Connecticut Dairy Farmers Struggling Due to Tariffs

Connecticut’s dairy industry is far from one of the largest agriculture sectors in the country, but it is struggling like many others in the country.

The state has more than 100 farms, with an economic output in the tens of millions, but those farms provide a critical role in the delivery of dairy products as an export for the state.

Over the years, it’s become even more difficult to maintain a class family farm, says Ben Freund, the owner of Freund’s Farm in East Canaan.

“When you’re that disruptive, you’re going to have huge losses,” Freund said, referring to the trade war with China, and other trade tensions the United States has with historical economic and trade allies.

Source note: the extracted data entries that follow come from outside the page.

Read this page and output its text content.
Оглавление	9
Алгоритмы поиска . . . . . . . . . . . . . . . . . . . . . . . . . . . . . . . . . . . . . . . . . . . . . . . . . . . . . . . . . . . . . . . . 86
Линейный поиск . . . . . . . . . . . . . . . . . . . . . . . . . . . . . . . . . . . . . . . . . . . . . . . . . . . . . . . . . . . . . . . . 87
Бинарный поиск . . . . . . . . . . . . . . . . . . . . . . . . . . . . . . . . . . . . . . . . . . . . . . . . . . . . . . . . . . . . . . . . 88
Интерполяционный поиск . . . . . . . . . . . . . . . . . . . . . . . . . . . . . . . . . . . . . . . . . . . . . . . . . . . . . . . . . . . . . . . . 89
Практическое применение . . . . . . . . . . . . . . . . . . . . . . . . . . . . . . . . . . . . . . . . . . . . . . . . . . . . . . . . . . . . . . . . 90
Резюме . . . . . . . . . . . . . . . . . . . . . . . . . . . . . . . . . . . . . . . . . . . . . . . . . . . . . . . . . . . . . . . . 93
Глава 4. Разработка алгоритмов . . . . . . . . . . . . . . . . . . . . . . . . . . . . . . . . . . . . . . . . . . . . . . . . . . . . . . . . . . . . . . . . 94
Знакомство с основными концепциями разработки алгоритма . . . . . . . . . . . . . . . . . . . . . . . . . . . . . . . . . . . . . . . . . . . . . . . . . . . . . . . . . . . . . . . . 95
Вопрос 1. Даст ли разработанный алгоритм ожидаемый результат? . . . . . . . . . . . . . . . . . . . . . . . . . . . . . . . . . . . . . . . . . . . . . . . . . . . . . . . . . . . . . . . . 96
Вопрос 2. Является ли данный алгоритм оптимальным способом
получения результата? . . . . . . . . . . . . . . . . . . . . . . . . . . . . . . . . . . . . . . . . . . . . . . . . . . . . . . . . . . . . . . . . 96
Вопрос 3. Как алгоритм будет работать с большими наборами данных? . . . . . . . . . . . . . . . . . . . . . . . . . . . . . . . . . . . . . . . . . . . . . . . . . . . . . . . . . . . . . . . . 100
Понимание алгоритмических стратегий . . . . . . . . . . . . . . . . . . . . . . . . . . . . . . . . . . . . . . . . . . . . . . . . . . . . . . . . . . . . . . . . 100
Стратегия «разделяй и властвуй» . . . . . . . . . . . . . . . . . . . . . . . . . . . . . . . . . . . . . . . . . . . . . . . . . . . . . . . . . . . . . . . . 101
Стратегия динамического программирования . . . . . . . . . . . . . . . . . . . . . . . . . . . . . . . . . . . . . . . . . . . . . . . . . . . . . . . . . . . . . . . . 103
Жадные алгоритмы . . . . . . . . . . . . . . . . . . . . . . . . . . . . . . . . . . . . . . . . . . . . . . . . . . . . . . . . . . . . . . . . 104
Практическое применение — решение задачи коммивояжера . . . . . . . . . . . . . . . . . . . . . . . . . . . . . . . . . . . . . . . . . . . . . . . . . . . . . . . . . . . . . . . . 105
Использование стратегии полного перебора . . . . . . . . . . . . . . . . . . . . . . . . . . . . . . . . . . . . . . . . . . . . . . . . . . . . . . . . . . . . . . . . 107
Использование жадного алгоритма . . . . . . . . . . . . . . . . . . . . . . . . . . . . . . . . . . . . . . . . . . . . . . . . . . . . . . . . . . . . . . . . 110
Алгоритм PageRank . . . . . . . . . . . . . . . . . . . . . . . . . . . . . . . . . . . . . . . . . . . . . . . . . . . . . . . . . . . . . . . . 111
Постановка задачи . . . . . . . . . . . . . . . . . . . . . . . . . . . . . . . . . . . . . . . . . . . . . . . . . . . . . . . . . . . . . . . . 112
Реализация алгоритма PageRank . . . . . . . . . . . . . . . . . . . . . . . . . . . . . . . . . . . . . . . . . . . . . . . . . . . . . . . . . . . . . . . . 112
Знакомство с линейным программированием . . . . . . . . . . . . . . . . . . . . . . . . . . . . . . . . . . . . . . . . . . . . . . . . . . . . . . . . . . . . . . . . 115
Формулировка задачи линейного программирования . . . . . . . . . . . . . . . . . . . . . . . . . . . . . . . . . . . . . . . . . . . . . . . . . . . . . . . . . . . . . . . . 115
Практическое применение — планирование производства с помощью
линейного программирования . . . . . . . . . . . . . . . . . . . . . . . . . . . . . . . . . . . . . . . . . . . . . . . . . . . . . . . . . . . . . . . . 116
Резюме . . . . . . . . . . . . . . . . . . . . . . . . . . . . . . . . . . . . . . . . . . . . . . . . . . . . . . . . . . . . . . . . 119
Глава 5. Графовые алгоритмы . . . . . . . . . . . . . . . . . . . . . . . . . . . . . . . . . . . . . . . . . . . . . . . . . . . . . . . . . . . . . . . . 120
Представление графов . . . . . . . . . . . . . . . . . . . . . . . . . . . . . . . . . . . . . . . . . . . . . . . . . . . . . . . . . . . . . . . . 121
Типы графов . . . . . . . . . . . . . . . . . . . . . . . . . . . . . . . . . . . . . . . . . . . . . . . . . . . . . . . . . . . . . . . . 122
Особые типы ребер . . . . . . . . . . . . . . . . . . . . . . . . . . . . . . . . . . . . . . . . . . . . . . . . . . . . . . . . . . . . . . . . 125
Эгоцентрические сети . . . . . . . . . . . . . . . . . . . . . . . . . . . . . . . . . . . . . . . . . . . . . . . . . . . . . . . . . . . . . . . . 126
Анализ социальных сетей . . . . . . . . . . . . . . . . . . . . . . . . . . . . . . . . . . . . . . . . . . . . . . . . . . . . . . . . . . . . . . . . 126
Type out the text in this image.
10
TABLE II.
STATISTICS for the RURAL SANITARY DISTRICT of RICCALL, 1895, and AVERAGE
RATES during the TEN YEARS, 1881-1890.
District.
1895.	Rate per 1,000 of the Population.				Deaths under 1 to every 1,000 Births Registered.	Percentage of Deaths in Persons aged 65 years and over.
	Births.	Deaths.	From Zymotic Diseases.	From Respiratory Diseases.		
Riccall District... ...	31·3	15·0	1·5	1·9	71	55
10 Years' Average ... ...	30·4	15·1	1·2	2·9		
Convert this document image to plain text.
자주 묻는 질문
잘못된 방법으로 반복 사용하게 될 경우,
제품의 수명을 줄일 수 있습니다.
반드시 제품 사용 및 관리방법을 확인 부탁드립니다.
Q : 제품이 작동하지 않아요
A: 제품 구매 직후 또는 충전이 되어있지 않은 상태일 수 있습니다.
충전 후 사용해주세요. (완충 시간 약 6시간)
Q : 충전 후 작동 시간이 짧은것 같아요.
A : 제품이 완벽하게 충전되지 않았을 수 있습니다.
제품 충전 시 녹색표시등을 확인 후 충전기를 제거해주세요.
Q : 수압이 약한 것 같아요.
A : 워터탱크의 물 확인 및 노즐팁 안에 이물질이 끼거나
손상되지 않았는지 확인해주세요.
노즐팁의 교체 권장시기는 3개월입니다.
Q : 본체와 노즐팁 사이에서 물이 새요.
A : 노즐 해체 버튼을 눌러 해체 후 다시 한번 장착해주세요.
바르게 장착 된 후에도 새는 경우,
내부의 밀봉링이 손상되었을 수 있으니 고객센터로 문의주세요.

Freund has about 350 cows at his dairy farm, and they are milked 24 hours a day, seven days a week. He says that milk hasn’t been as profitable as the tensions and tariffs have increased.

The USDA provided Freund’s Farm with $6,000 in subsidies last year to make up for $120,000 in losses.

Because of that, and the dairy industry being the midst of a five-year decline, Freund had to dip into his retirement to cover bills on the farm.

He said, “We have to. We have no other option.”

President Donald Trump announced a new $16 billion aid package for farmers last week, but Connecticut producers aren’t optimistic they’re going to see payments much higher than the $6,000 that Freund received last year.

“A vibrant dairy industry is crucial to the entire agricultural economy,” said Bryan Hurlburt, Connecticut’s agriculture commissioner.

Hurlburt says what’s happened to dairy farms in Connecticut has been a troubling trend across the country.

“Even in a state like Wisconsin, they lost over 600 dairy farms last year, out of 2,000 nationally. So, when Wisconsin’s hurting, that means the pain felt by our smaller producers here in Connecticut is even more exacerbated.”

Ben Freund has advice for policymakers in Washington on how to make his farm and others successful.

“Just get out of our way and let the natural order, economic order proceed,” he said. “We can compete on a global basis with anybody. We can’t outcompete someone when politics are in the way.”